Além do AIT, o acidente vascular cerebral (AVC) representa uma condição ainda mais grave e prolongada. Os sintomas do AVC duram mais de 24 horas e variam em intensidade, podendo se tornar permanentes. Essa condição ocorre quando o suprimento sanguíneo para uma área do cérebro é interrompido de forma definitiva, resultando em um quadro conhecido popularmente como “derrame”. O AVC pode ser causado pela embolização de pequenas partículas ou por uma oclusão abrupta de uma carótida previamente estenosada. O comprometimento clínico varia desde uma leve diminuição da força até paralisia completa de um lado do corpo e perda da fala. Em casos mais severos, a isquemia é capaz de afetar áreas vitais do cérebro, levando a consequências fatais.
Diante desse cenário, o diagnóstico precoce de problemas nas carótidas é essencial para prevenir eventos neurológicos graves. “O AIT, por exemplo, atua como um sinal de alerta, e proporciona uma oportunidade para tratar o paciente antes que ocorra uma isquemia mais séria. Entretanto, a maioria dos pacientes que sofre um AVC não apresenta um evento neurológico transitório anterior.
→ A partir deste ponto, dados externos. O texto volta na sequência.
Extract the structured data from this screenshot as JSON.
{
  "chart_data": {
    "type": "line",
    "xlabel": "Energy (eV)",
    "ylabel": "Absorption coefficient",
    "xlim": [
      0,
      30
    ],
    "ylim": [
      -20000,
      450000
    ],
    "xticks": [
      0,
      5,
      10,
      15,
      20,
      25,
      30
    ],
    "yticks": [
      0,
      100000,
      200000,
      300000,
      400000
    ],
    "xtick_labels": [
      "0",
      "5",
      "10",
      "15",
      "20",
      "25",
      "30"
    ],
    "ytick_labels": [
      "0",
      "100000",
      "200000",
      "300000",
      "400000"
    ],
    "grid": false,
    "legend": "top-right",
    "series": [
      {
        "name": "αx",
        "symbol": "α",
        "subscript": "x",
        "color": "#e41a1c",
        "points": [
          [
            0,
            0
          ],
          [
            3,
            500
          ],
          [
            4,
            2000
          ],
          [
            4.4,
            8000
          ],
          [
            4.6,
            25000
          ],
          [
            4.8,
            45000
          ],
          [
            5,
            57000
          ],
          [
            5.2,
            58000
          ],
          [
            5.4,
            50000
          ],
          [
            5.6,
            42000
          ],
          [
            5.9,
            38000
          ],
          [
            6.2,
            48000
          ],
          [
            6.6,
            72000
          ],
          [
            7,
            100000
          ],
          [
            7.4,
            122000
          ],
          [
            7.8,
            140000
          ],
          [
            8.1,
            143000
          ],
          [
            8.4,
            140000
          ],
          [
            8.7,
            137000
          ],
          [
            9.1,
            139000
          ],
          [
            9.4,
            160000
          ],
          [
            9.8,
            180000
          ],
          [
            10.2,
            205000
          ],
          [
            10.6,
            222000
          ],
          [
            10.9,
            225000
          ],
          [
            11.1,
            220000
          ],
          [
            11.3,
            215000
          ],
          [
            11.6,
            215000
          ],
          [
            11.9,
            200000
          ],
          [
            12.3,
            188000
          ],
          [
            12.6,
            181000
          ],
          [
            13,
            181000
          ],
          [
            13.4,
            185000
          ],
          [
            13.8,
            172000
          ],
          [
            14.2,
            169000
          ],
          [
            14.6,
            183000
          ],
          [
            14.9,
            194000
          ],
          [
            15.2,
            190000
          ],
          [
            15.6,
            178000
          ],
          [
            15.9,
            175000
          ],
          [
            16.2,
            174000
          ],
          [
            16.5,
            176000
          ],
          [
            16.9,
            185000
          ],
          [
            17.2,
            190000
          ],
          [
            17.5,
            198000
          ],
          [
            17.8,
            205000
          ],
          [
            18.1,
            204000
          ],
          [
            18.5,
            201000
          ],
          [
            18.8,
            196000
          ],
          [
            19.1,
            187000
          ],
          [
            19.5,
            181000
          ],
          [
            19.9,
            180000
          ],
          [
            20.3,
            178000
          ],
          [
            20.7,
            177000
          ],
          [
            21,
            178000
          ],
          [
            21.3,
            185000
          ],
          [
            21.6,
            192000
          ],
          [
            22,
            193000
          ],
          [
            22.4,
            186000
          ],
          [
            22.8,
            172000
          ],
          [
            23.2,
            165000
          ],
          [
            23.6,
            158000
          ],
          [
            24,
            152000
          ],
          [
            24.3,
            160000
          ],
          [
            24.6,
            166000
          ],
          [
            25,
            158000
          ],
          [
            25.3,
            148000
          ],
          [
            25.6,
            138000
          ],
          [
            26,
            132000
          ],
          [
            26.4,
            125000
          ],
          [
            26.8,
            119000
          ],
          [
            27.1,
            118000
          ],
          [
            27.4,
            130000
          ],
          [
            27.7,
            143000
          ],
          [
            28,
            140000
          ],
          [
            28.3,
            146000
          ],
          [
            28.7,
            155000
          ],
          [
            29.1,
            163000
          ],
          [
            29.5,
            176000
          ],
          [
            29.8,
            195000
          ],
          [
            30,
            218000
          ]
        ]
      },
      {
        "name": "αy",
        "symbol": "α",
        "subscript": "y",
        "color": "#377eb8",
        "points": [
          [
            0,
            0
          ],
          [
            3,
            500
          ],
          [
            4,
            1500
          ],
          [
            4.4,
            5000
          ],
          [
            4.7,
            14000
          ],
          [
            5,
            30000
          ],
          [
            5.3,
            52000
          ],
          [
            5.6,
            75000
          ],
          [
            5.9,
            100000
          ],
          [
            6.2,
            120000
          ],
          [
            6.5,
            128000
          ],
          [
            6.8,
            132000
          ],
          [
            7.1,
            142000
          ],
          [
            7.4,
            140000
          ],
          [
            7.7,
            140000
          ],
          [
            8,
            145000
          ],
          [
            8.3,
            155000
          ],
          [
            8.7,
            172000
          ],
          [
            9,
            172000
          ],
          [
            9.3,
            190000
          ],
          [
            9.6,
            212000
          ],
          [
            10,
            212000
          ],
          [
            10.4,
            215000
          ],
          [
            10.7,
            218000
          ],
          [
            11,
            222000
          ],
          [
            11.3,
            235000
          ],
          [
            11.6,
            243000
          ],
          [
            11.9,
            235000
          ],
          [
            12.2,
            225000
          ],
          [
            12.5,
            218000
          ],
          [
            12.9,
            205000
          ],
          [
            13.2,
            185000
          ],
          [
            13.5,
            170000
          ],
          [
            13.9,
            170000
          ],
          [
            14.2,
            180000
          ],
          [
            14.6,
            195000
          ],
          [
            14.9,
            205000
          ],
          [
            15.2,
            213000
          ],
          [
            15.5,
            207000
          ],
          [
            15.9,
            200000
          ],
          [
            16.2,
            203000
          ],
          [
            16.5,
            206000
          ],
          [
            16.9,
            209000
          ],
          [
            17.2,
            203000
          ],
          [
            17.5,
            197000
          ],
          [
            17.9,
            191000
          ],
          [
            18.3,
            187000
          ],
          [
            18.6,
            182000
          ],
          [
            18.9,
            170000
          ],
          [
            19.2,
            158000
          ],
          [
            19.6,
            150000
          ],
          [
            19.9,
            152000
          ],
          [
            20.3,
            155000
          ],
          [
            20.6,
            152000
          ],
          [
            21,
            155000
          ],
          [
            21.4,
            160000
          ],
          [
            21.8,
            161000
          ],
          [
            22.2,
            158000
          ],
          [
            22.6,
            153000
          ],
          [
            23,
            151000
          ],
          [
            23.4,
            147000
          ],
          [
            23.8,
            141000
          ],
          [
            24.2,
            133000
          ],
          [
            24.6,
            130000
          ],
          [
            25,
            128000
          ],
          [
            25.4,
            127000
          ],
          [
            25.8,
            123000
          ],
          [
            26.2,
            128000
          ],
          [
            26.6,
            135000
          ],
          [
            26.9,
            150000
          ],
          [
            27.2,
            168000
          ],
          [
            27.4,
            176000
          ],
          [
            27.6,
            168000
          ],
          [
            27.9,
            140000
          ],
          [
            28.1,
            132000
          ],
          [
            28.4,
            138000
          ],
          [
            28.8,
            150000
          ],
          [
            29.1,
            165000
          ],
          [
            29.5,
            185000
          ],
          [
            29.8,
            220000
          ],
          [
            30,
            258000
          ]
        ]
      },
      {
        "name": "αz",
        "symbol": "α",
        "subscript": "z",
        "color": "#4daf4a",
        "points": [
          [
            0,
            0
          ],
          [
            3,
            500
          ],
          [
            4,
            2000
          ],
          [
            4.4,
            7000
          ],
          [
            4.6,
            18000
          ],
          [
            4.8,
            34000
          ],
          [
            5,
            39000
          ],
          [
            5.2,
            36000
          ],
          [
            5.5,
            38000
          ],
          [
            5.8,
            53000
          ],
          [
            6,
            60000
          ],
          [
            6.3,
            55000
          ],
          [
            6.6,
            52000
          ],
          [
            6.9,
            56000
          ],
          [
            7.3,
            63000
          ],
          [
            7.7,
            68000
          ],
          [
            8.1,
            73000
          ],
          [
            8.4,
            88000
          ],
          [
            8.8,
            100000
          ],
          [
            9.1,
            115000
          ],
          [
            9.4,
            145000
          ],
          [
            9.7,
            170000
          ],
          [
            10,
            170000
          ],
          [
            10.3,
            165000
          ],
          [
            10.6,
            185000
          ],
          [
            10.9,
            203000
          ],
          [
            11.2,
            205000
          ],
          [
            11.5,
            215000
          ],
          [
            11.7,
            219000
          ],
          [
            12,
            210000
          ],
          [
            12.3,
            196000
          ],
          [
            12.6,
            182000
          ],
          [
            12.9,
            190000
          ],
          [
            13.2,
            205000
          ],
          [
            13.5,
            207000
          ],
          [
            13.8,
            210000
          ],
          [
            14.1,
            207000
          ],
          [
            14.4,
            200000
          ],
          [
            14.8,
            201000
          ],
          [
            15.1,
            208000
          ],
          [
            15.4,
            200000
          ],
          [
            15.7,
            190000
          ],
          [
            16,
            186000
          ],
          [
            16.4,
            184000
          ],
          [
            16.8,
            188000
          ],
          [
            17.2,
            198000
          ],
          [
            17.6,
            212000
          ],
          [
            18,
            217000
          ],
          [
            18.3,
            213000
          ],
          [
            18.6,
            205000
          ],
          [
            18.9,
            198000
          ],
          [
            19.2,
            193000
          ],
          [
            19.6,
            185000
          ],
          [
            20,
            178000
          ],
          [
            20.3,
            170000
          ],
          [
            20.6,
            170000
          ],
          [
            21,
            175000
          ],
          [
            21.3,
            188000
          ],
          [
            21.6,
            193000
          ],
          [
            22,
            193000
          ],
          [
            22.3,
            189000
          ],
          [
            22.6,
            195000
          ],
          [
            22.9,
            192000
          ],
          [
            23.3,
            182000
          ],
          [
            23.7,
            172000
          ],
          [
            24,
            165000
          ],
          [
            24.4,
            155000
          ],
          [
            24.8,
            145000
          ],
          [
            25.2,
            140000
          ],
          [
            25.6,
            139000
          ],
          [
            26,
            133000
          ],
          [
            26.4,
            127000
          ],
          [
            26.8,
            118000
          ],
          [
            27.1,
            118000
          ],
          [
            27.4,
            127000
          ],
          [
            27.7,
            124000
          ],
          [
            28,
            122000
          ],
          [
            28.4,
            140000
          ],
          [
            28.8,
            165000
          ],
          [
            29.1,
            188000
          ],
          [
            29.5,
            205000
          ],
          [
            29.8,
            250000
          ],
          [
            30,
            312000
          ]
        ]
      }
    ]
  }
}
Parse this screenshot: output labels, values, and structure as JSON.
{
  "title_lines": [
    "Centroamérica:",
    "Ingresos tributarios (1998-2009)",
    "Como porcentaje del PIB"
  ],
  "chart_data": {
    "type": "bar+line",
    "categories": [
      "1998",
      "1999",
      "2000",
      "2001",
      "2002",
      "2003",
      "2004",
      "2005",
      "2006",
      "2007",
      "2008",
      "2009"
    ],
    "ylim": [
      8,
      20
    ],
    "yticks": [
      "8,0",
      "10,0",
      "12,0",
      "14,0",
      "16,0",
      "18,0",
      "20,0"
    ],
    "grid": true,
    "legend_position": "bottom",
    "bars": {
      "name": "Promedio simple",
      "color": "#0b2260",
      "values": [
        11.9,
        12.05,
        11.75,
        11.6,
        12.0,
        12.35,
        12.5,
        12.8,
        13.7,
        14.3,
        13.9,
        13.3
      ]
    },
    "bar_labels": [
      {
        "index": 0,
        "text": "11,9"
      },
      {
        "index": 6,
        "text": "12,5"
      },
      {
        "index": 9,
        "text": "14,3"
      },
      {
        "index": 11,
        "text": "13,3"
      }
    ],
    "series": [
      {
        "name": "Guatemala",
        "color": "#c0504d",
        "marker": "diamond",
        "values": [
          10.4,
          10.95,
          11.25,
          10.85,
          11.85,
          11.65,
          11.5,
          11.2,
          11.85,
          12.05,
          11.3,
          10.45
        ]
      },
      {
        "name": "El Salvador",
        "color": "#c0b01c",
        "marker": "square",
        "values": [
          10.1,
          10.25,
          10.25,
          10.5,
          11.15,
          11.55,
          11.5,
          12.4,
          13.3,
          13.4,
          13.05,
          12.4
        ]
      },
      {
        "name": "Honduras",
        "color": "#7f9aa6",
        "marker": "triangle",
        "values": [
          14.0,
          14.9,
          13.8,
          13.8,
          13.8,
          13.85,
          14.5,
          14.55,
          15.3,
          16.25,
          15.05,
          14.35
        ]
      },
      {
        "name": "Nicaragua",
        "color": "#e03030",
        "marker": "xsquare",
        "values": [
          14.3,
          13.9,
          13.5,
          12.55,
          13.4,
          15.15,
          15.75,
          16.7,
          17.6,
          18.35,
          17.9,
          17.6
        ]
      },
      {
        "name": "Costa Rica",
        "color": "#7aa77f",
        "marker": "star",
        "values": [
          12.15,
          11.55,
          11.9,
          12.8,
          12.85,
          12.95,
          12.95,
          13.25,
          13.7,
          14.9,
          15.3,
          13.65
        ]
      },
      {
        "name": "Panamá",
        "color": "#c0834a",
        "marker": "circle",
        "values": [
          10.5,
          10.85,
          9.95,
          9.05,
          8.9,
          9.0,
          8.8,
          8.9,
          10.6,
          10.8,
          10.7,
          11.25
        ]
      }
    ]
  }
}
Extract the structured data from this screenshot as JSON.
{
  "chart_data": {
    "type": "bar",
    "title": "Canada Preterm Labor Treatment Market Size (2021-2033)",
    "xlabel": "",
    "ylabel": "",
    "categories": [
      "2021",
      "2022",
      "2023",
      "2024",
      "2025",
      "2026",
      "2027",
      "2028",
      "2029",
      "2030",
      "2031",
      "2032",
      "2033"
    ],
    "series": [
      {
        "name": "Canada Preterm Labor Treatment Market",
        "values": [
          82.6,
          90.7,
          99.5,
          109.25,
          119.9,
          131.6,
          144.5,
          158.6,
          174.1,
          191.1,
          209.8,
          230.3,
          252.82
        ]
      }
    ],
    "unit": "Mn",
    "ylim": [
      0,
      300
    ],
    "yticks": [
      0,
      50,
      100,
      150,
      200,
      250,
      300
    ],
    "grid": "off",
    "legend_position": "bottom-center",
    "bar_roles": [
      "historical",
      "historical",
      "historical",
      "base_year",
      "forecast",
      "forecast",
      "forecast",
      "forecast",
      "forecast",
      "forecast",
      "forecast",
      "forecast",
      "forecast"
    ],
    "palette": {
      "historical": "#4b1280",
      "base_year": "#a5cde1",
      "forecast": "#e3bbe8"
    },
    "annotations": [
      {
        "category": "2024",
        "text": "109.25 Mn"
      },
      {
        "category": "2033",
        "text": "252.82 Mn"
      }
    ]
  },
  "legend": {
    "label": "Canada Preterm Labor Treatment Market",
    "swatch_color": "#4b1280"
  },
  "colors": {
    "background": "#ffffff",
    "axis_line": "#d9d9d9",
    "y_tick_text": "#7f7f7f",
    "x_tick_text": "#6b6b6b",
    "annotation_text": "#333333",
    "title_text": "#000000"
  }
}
Quando um AIT é identificado, o atendimento deve ser prioritário, pois a chance de recidiva do AVC nos primeiros 15 dias ultrapassa 30%. Portanto, a demora no diagnóstico e no tratamento representa uma perda de oportunidade significativa”, ressalta o médico.
Ele também enfatiza que pacientes que sofreram um AVC ou AIT não devem receber alta sem uma investigação adequada da causa e sem a implementação de um tratamento eficaz. “A cirurgia para desobstrução da carótida pode ser indicada em alguns casos e visa prevenir novos episódios, ao invés de melhorar o quadro clínico já existente. Assim, o diagnóstico e a intervenção precoces são fundamentais para garantir a saúde e a qualidade de vida dos indivíduos afetados.”
O médico informa também que, a avaliação do fluxo e da estrutura da parede vascular das artérias carótidas podem ser realizadas de forma não invasiva por meio da ultrassonografia Doppler, que determina se a obstrução é maior ou menor que 70%. Para o planejamento cirúrgico, a angiotomografia computadorizada é o exame mais utilizado atualmente, enquanto a angiografia é empregada no contexto de tratamento durante procedimentos endovasculares.
“É fundamental que todos os portadores de estreitamento da carótida recebam tratamento clínico para abordar essa condição e prevenir eventos cardiovasculares. As principais recomendações incluem o controle rigoroso de fatores de risco, como hipertensão arterial, diabetes e colesterol elevado; a prática regular de exercícios físicos, que melhora o condicionamento cardiovascular e auxilia no controle de peso; e a eliminação do tabagismo, que prejudica a saúde vascular”, ressalta.